Plus qu’un ras-le-bol fiscal, une injustice fiscale
Pour le politologue Martial Foucault, plus qu’un ras-le-bol, c’est ce second aspect d’injustice fiscale qui est au cœur des préoccupations des Français.
« Je fais partie des quelques personnes qui ont été très surprises du bilan du Grand Débat tiré notamment par Edouard Philippe le 8 avril 2019 au Grand Palais en révélant que le premier sujet qui ressortait des consultations était « l’exaspération fiscale ». Au CEVIPOF, on a observé plus de 250 débats du Grand Débat. Cette question n’est jamais apparue. Je dirais même le contraire. Le consentement à l’impôt me parait être partagé par une majorité de Français. Sur le plan fiscal, ce qui est ressorti ce n’est pas le ras-le-bol mais l’injustice fiscale. Les citoyens sont prêts à consentir davantage d’impôts pour des services publics locaux de proximité en plus grand nombre et de meilleure qualité. Ils préfèrent ce choix que moins d’impôts pour moins de services », observe le directeur du CEVIPOF à retrouver très bientôt en interview sur le Club Finances.
Une analyse confirmée par un chiffre du fameux sondage OpinionWay Square Management de novembre 2019 : plus d’un Français sur deux (51%) s’estime satisfait du niveau des impôts locaux dans sa commune.
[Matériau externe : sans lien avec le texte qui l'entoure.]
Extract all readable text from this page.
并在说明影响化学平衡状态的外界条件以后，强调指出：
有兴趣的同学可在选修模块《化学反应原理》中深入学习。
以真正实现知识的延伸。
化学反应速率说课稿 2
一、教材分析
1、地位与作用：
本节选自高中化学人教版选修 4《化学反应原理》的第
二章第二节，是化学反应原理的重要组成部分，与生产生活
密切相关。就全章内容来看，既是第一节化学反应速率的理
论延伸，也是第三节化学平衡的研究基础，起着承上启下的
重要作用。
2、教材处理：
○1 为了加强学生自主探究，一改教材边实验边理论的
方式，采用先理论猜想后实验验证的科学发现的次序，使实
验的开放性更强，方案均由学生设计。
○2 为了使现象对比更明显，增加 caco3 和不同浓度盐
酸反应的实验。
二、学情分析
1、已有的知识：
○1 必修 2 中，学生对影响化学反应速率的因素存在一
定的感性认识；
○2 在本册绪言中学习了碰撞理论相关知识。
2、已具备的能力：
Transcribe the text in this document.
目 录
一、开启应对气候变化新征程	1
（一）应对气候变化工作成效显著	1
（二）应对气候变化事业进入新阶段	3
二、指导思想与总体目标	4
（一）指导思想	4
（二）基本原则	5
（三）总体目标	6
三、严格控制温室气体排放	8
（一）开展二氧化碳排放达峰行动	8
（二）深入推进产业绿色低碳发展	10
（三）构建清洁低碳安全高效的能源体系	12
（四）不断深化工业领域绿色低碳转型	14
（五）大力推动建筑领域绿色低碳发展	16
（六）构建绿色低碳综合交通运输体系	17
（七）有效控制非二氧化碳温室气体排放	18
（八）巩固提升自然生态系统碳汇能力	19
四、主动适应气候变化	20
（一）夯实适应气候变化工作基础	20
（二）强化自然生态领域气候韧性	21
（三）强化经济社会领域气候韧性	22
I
Une sagesse fiscale sur le mandat
L’une des explications de cette satisfaction pourrait venir de la suppression de la taxe d’habitation et de la plus faible hausse des impôts locaux sur ce mandat que sur le mandat précédent. Selon l’analyse financière des communes et des intercommunalités de la Caisse des dépôts et de l’Association des Maires de France (AMF) dévoilée lors du Congrès des maires, la dynamique de la fiscalité ménage (taxe d’habitation, taxe foncière bâti, taxe foncière non bâti) est trois fois inférieure sur ce mandat par rapport au précédent, passant d’environ à +30 % hors effets du transfert de la part départementale de TH (5,7 milliards d’euros) à +11,8 %.
Dans le détail, d’après la cinquième édition de l’étude « Regard financier sur les petites villes », réalisée par La Banque Postale et portant sur les 4 059 communes comptant de 2 500 à 25 000 habitants, seules 17% des petites villes ont augmenté en 2018 leur taux de taxe foncière sur les propriétés bâties (TFPB) et la même proportion la taxe d’habitation (TH) alors que 53% voient leur dotation globale de fonctionnement (DGF) diminuer cette même année. 6% des villes de 2500 à 25 000 habitants ont même baissé leur taux de TFPB et 5% leur taux de TH. De plus, Luc-Alain Vervisch, directeur des études de la Banque Postale avait précisé lors de la présentation de l’étude que « beaucoup de hausse de taux s’expliquait par des raisons conjoncturelles : l’harmonisation des taux au sein de certains EPCI ou la baisse pendant quatre ans de la DGF ».
Plutôt que le ras-le-bol fiscal, c’est la sécurité et l’écologie qui s’imposent comme les préoccupations numéro 1 des électeurs pour ces municipales de 2020. Dans un sondage Odoxa-CGI pour France Info, France Bleu et la presse régionale paru en décembre, la sécurité a été sélectionnée par 47 % des sondés contre 35% pour l’environnement et la lutte contre la pollution (trois réponses possibles sur 11 thèmes).